Analysis of DNA damage in actively growing yeast cells. Exponentially growing cells expressing the double-stranded DNA break sensor protein Ddc2 fused to GFP were imaged by fluorescence microscopy. (A) Cells were transformed with either the empty multicopy vector control plasmid (pYX242) or αS expressed from a strong, constitutive promotor. (B) To verify nuclear localization of Ddc2-GFP foci, cells were also transformed with a plasmid expressing a Sik1/Nop56-RFP fusion protein and imaged by fluorescence microscopy. (C) Quantification of the fraction of control and αS expressing cells displaying Ddc2-GFP foci.

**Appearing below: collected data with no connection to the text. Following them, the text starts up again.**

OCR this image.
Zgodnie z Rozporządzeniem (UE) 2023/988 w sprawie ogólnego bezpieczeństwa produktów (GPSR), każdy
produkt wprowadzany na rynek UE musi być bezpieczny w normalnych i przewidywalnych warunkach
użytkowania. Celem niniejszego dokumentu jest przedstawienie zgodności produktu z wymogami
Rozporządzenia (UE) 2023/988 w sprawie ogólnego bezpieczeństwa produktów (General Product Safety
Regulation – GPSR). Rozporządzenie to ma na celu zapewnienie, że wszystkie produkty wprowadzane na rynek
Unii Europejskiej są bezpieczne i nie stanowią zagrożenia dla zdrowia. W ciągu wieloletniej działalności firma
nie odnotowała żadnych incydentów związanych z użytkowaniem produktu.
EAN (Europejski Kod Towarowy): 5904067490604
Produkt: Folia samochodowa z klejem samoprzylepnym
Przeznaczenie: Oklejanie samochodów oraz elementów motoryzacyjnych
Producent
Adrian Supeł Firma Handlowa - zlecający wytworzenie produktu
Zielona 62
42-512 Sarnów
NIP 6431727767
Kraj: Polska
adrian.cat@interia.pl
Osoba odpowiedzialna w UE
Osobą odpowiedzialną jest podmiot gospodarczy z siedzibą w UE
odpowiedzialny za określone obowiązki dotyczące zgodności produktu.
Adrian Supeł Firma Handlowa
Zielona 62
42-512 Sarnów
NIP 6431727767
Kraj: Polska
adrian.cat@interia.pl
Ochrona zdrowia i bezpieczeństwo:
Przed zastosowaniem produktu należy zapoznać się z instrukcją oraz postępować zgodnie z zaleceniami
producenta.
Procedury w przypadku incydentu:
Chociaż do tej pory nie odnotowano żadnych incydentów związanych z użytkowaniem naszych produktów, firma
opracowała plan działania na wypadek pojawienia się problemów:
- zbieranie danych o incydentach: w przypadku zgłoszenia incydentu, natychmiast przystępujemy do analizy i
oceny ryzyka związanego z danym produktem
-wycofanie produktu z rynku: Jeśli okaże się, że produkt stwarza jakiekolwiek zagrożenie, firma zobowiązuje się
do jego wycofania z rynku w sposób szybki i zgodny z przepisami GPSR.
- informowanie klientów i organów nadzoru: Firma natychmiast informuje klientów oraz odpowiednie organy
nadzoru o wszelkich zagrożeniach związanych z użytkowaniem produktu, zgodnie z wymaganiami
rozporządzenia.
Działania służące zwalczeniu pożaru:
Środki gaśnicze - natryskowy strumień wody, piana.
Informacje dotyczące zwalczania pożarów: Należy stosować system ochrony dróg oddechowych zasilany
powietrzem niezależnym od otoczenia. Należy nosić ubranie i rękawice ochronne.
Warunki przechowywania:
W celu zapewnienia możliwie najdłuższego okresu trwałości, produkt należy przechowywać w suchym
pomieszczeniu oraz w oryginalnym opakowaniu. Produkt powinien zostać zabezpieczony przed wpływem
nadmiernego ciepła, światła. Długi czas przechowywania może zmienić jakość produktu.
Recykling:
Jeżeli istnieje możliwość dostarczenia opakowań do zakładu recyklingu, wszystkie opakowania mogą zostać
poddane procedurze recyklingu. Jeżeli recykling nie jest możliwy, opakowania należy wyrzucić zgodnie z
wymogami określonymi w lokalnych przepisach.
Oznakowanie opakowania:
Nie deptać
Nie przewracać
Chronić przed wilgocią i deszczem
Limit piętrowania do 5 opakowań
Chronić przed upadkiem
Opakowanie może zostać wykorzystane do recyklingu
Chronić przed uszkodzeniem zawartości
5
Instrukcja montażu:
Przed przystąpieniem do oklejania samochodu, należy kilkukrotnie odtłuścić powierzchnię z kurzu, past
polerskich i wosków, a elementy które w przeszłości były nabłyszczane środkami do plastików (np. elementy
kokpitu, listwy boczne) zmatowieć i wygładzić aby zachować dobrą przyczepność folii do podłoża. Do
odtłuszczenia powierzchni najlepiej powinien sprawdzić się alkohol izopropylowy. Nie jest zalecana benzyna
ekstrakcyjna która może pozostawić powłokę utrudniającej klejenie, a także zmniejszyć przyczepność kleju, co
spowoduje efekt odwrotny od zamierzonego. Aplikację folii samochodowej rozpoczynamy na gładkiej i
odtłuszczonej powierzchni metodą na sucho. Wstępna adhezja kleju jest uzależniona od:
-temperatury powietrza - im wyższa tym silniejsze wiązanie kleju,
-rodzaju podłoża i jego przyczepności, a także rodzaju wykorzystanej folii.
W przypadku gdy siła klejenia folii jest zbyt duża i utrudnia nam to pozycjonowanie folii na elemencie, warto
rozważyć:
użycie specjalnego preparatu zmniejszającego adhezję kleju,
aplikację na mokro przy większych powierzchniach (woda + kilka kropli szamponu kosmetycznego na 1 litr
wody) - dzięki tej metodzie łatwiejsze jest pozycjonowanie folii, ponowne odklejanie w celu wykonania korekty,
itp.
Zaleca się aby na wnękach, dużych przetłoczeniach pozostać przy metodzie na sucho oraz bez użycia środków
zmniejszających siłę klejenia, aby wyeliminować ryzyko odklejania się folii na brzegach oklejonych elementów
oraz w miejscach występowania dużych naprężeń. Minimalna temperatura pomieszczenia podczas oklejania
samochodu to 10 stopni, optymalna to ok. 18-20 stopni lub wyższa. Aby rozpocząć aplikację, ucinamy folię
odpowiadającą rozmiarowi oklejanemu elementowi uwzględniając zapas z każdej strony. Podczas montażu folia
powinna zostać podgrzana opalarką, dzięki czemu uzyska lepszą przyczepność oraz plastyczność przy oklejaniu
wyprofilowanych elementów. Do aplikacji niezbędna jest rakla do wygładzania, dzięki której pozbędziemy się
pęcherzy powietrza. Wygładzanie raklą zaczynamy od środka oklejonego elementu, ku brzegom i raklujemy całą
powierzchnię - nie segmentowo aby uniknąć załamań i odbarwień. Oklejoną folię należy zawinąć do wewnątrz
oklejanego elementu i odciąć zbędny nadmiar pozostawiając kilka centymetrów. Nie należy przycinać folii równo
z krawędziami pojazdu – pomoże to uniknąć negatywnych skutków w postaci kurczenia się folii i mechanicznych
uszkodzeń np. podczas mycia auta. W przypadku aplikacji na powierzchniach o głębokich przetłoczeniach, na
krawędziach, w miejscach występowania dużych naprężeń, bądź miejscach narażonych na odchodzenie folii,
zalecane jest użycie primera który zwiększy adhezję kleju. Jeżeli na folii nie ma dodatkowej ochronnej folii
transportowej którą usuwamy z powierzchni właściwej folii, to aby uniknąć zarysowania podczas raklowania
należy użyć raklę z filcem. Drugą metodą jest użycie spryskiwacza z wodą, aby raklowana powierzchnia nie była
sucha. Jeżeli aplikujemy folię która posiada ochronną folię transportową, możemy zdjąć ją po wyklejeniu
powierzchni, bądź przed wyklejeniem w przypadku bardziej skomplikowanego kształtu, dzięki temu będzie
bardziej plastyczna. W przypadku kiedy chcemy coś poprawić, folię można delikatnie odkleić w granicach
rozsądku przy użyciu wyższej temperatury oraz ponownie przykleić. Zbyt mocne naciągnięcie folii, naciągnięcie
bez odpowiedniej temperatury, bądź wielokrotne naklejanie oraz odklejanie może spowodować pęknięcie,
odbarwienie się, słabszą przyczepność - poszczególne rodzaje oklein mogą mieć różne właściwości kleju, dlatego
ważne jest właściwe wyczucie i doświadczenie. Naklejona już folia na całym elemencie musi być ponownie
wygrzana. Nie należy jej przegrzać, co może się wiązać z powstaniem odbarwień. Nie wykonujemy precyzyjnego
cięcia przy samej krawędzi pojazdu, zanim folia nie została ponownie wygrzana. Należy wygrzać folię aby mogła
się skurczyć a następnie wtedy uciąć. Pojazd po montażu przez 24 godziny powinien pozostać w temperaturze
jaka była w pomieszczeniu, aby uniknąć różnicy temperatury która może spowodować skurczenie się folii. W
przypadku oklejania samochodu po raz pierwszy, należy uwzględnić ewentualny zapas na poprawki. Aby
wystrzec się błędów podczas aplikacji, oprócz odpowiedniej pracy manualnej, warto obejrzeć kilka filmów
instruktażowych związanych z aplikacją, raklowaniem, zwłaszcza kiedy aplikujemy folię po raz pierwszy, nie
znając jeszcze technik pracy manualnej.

On average 14.1 ± 1.8 (5.6% SD) of control cells contained foci whereas 70.3 ± 4.3 (16.1% SD) of αS expressing cells contained foci. A two-sided and two-tailed t-test (n = 10 vs n = 14) indicates a statistically significant difference with P < 4.7 × 10^–10. (D) Cells expressing GFP tagged αS or GFP only (green) from a strong constitutive promoter were stained with Amytracker (red) to assess presence of amyloids.

Figure 5

(A) Illustration of possible amyloid-DNA interaction. High-resolution structure of wild-type αS amyloid (6h6b) with 5 layers of monomers in two protofilaments is shown next to a piece of B-form DNA (3bse) positioned at the suggested interaction site near the protofilament interface (see text). The surface of the αS amyloid is colored according to electrostatics (blue, positive; red, negative); in the DNA, phosphorus is orange and oxygen is red. The positions where N- and C-termini disordered segments will extend from the ordered amyloid core are indicated. (B) Chemical structures of substrates (PNPA, PNPP, ATP, DNA; the latter two, this work) reported to be cleaved by αS amyloids so far. PNPA, p-nitrophenyl acetate (ester bond); PNPP, p-nitrophenyl phosphate (phosphoester bond). Phosphodiester bonds, proposed cleavage sites in DNA, are marked with red arrows in the DNA chemical structure. We note that other bonds in the DNA backbone may also be targets for the amyloid reactivity.